October 25, 2007
Splitting queries into search terms with Python
I'm currently writing a site to host the archives for the Honyaku mailing list. I needed to split a search query into individual terms, so for example the query "懸念 risk" would retrieve all posts with the words "懸念" and "risk", not necessarily in that sequence or order. I also wanted to support quoted strings, to enable searching for exact phrases.
My first thought was to use the built-in shlex module.
>>> shlex.split('parrot "lovely plumage"')
['parrot', 'lovely plumage']
>>>
It seemed promising, but some further experimentation showed that the module wasn't going to work without some serious hackery.
["it's just sleeping", '-deceased']
Still fine, but…
Traceback (most recent call last):
…
ValueError: No closing quotation
So I discarded the shlex option.
Then I remembered the (also built-in) csv module. Let's give that one a try:
def get_terms(query):
"""Get the terms from the query string"""

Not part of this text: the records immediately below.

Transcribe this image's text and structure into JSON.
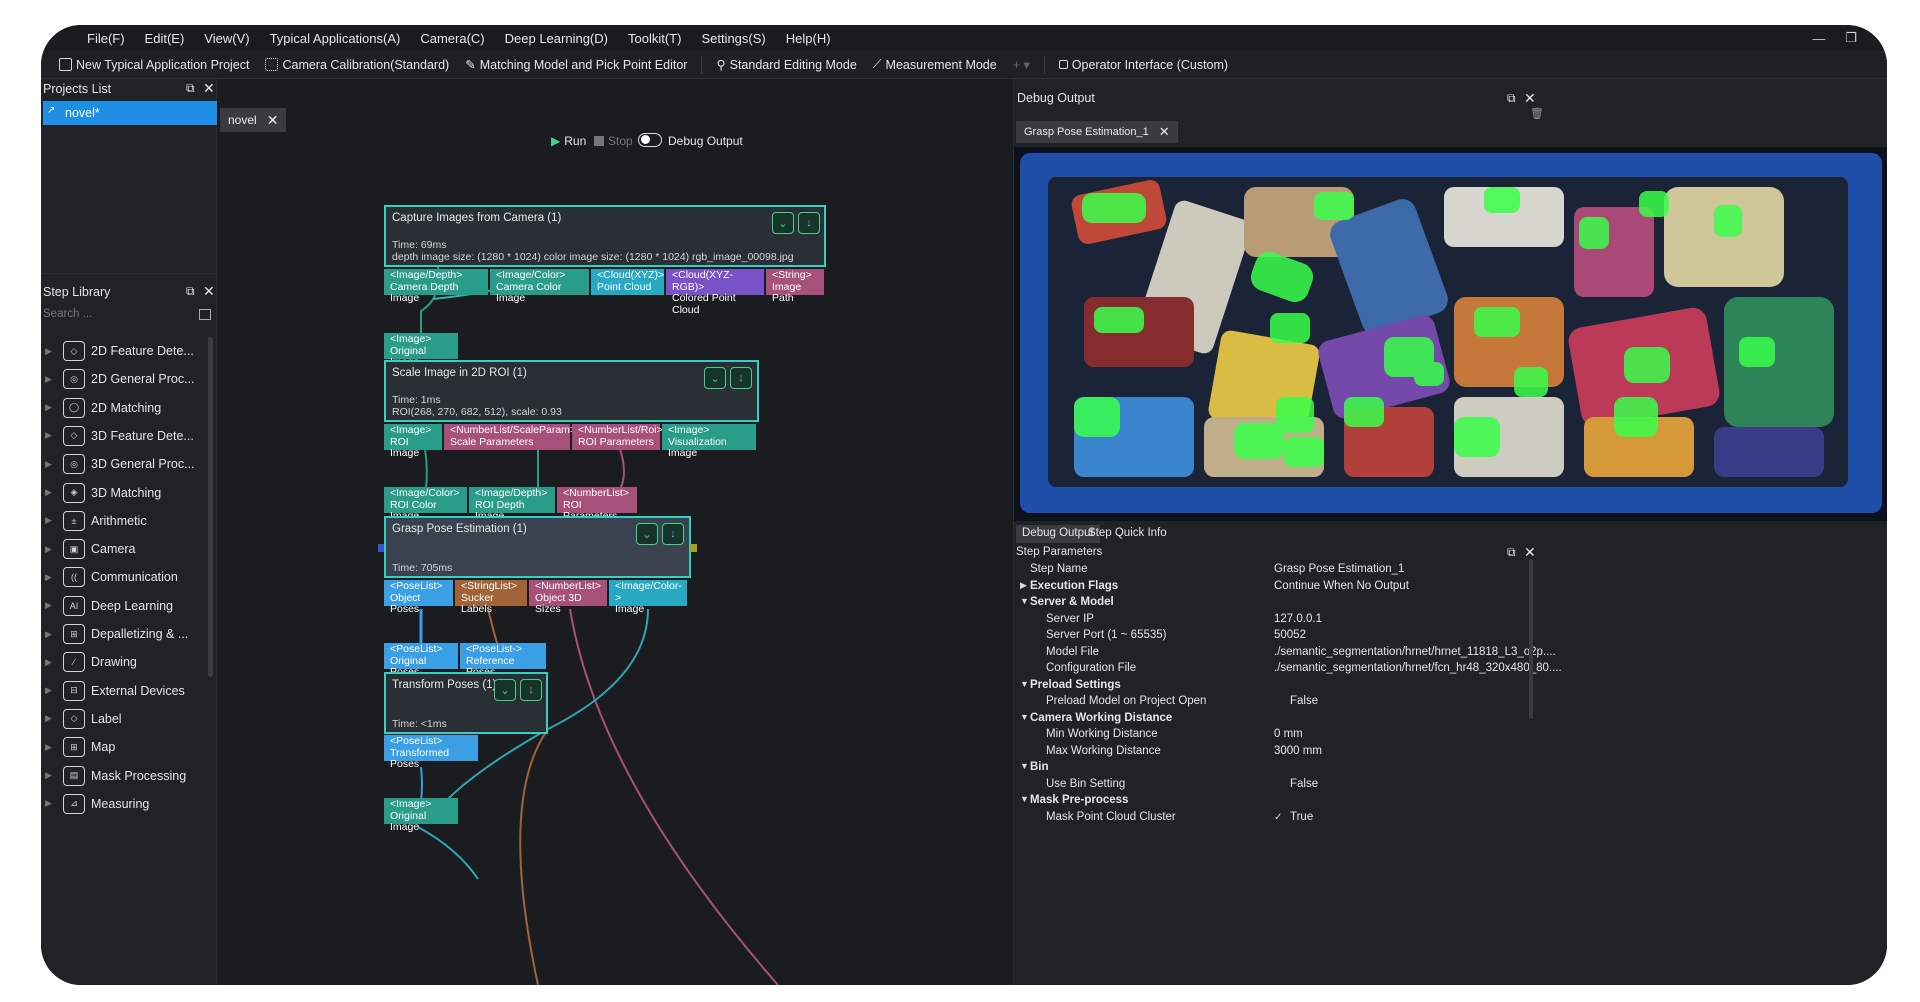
{
  "menu": [
    "File(F)",
    "Edit(E)",
    "View(V)",
    "Typical Applications(A)",
    "Camera(C)",
    "Deep Learning(D)",
    "Toolkit(T)",
    "Settings(S)",
    "Help(H)"
  ],
  "toolbar": {
    "new_typical": "New Typical Application Project",
    "camera_calib": "Camera Calibration(Standard)",
    "matching_model": "Matching Model and Pick Point Editor",
    "standard_mode": "Standard Editing Mode",
    "measurement_mode": "Measurement Mode",
    "operator_interface": "Operator Interface (Custom)"
  },
  "projects": {
    "title": "Projects List",
    "item": "novel*"
  },
  "step_library": {
    "title": "Step Library",
    "search_placeholder": "Search ...",
    "items": [
      "2D Feature Dete...",
      "2D General Proc...",
      "2D Matching",
      "3D Feature Dete...",
      "3D General Proc...",
      "3D Matching",
      "Arithmetic",
      "Camera",
      "Communication",
      "Deep Learning",
      "Depalletizing & ...",
      "Drawing",
      "External Devices",
      "Label",
      "Map",
      "Mask Processing",
      "Measuring"
    ]
  },
  "canvas": {
    "tab": "novel",
    "run": "Run",
    "stop": "Stop",
    "debug_output": "Debug Output"
  },
  "nodes": {
    "capture": {
      "title": "Capture Images from Camera (1)",
      "time": "Time: 69ms",
      "info": "depth image size: (1280 * 1024)  color image size: (1280 * 1024)  rgb_image_00098.jpg"
    },
    "scale": {
      "title": "Scale Image in 2D ROI (1)",
      "time": "Time: 1ms",
      "info": "ROI(268, 270, 682, 512), scale: 0.93"
    },
    "grasp": {
      "title": "Grasp Pose Estimation (1)",
      "time": "Time: 705ms"
    },
    "transform": {
      "title": "Transform Poses (1)",
      "time": "Time: <1ms"
    }
  },
  "ports": {
    "capture_out": [
      {
        "type": "<Image/Depth>",
        "name": "Camera Depth Image"
      },
      {
        "type": "<Image/Color>",
        "name": "Camera Color Image"
      },
      {
        "type": "<Cloud(XYZ)>",
        "name": "Point Cloud"
      },
      {
        "type": "<Cloud(XYZ-RGB)>",
        "name": "Colored Point Cloud"
      },
      {
        "type": "<String>",
        "name": "Image Path"
      }
    ],
    "scale_in": {
      "type": "<Image>",
      "name": "Original Image"
    },
    "scale_out": [
      {
        "type": "<Image>",
        "name": "ROI Image"
      },
      {
        "type": "<NumberList/ScaleParam>",
        "name": "Scale Parameters"
      },
      {
        "type": "<NumberList/Roi>",
        "name": "ROI Parameters"
      },
      {
        "type": "<Image>",
        "name": "Visualization Image"
      }
    ],
    "grasp_in": [
      {
        "type": "<Image/Color>",
        "name": "ROI Color Image"
      },
      {
        "type": "<Image/Depth>",
        "name": "ROI Depth Image"
      },
      {
        "type": "<NumberList>",
        "name": "ROI Parameters"
      }
    ],
    "grasp_out": [
      {
        "type": "<PoseList>",
        "name": "Object Poses"
      },
      {
        "type": "<StringList>",
        "name": "Sucker Labels"
      },
      {
        "type": "<NumberList>",
        "name": "Object 3D Sizes"
      },
      {
        "type": "<Image/Color->",
        "name": "Image"
      }
    ],
    "transform_in": [
      {
        "type": "<PoseList>",
        "name": "Original Poses"
      },
      {
        "type": "<PoseList->",
        "name": "Reference Poses"
      }
    ],
    "transform_out": {
      "type": "<PoseList>",
      "name": "Transformed Poses"
    },
    "next_in": {
      "type": "<Image>",
      "name": "Original Image"
    }
  },
  "debug": {
    "title": "Debug Output",
    "image_tab": "Grasp Pose Estimation_1",
    "tab_debug": "Debug Output",
    "tab_quick": "Step Quick Info",
    "params_title": "Step Parameters"
  },
  "params": [
    {
      "key": "Step Name",
      "value": "Grasp Pose Estimation_1",
      "level": 0,
      "header": false
    },
    {
      "key": "Execution Flags",
      "value": "Continue When No Output",
      "level": 0,
      "header": true,
      "collapsed": true
    },
    {
      "key": "Server & Model",
      "value": "",
      "level": 0,
      "header": true
    },
    {
      "key": "Server IP",
      "value": "127.0.0.1",
      "level": 1
    },
    {
      "key": "Server Port (1 ~ 65535)",
      "value": "50052",
      "level": 1
    },
    {
      "key": "Model File",
      "value": "./semantic_segmentation/hrnet/hrnet_11818_L3_o2p....",
      "level": 1
    },
    {
      "key": "Configuration File",
      "value": "./semantic_segmentation/hrnet/fcn_hr48_320x480_80....",
      "level": 1
    },
    {
      "key": "Preload Settings",
      "value": "",
      "level": 0,
      "header": true
    },
    {
      "key": "Preload Model on Project Open",
      "value": "False",
      "level": 1,
      "checkbox": true
    },
    {
      "key": "Camera Working Distance",
      "value": "",
      "level": 0,
      "header": true
    },
    {
      "key": "Min Working Distance",
      "value": "0 mm",
      "level": 1
    },
    {
      "key": "Max Working Distance",
      "value": "3000 mm",
      "level": 1
    },
    {
      "key": "Bin",
      "value": "",
      "level": 0,
      "header": true
    },
    {
      "key": "Use Bin Setting",
      "value": "False",
      "level": 1,
      "checkbox": true
    },
    {
      "key": "Mask Pre-process",
      "value": "",
      "level": 0,
      "header": true
    },
    {
      "key": "Mask Point Cloud Cluster",
      "value": "True",
      "level": 1,
      "checkbox": true,
      "checked": true
    }
  ]
}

reader = csv.reader([' '.join(query.split())],
delimiter = ' ')
return reader.next() # Since it's only one line
queries = """parrot "lovely plumage"
"it's sleeping" -deceased
-sleeping it's deceased
"not sleeping" it's deceased
"""
for query in queries.splitlines():
print query
print " =>", get_terms(query)
Notice how I normalize the whitespace in the query before feeding it to the csv module.
Output:
=> ['parrot', 'lovely plumage']
"it's sleeping" -deceased
=> ["it's sleeping", '-deceased']
-sleeping it's deceased
=> ['-sleeping', "it's", 'deceased']
"not sleeping" it's deceased
=> ['not sleeping', "it's", 'deceased']
Looks pretty good so far!
So for now at least, I'm going with the csv option for tokenizing query strings. So far, it seems like the simplest thing that could possibly work <g>.